Following are notes from a conversation I had while surveying the exhibition at the Whitney with J.P., a friend who I used to perform with at the Nuyorican Poets Cafe, a black poet who makes a point of going beyond racial content in her work. As you'll see, the conversation is often contradictory and comes to no conclusion, but is presented here simply as fuel for discussion, which may be the biggest contribution of the exhibition itself.
C.D. & J.P.: Everything is, like the subject, black and white: the images, the message. There’s no subtlety.
J.P.: Is it possible that her early success made it difficult for her work to change and grow? The American culture reflects arrested adolescence. It’s the way an adolescent would view sexuality.
C.D.: It reminds me of the pictures of penises the boys in junior high used to draw on their desks.
J.P.: It appears she’s coming out of her own psychic distress. If her intent is to provoke, then she succeeds.
C.D.: But to what end? What are we supposed to do with the feelings she stirs up? Does she change anything?
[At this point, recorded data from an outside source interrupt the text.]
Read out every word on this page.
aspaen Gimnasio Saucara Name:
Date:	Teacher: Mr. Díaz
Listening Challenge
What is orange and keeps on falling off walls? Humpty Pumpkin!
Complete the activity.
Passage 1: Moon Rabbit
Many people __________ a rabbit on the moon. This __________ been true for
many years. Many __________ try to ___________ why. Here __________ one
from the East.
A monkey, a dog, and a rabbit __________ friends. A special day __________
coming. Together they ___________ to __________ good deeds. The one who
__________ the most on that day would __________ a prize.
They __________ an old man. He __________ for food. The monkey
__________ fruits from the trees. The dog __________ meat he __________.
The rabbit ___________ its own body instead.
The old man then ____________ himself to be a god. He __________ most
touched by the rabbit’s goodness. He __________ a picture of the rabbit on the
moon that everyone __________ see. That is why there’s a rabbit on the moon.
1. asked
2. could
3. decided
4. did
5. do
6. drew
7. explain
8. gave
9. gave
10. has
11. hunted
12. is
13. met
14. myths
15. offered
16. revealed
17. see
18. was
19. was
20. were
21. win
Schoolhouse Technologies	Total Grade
J.P.: She signifies blackness to the audience who is seeing “the other.” In that way it reinforces the separation. On the other hand, she’s witnessing, testifying, bringing out what’s hidden. It’s compelling on a visual level, moves like a narrative. And she succeeds in throwing us back to that time, that moment. The figures are the same size as our bodies,
C.D.: Our shadows make us cutouts as well. We’re part of the piece.
J.P.: We’re the inheritors of these crimes. And we’re creating our own equally brutal history, with what we’re doing to the Iraqis, and to nature. And in art…look at Damien Hirst and his shark at the Met. Here’s a being that swam, lived, and worked—a creature greater than all of Damien Hirst’s parts, and one that’s not allowed peace in his death. Damien is like the devil, and his last name should be “hurts” rather than Hirst. The shark has no rights, it’s a commodity.
C.D.: Is racism Walker’s commodity?
J.P.: She is a product of this history.
C.D.: In one way or another, we are all the children of slavery. PC art allows people to get off too easily. If you’re black, the message reinforces feelings of victimization—while whites see this show or collect the work and therefore feel absolved of something, the way people in the Roman Catholic Church used to buy indulgences.
J.P.: This is her present experience, but she’s stating the same problem over and over. The most intimate moment is when you see the newspaper pictures of the senators from Mississippi, the white slave owners.
C.D.: They’re the most complex—and the true victims, because their psyches are twisted.
J.P.: Walker achieves something complex even though it feels simple. It works psychologically, and feels claustrophobic.
C.D.: After you spend time with it, the atmosphere is suffusing, suffocating; you can almost feel what it was like to be alive then. In that way it’s more powerful than I expected. However there are no deep or complex issues at work here; it’s simply a matter of the good guys and the bad guys, titillating images no matter who's behind them. I fear that art that relies on stereotype works on base emotions and ultimately only reinforces the differences.
I’m more interested in art that doesn’t borrow energy from sensationalism but has power on its own. We'll know that the art world has overcome its innate sexism and racism when the Whitney, MoMA, or the Guggenheim features a black female artist whose work has nothing to do with gender or race.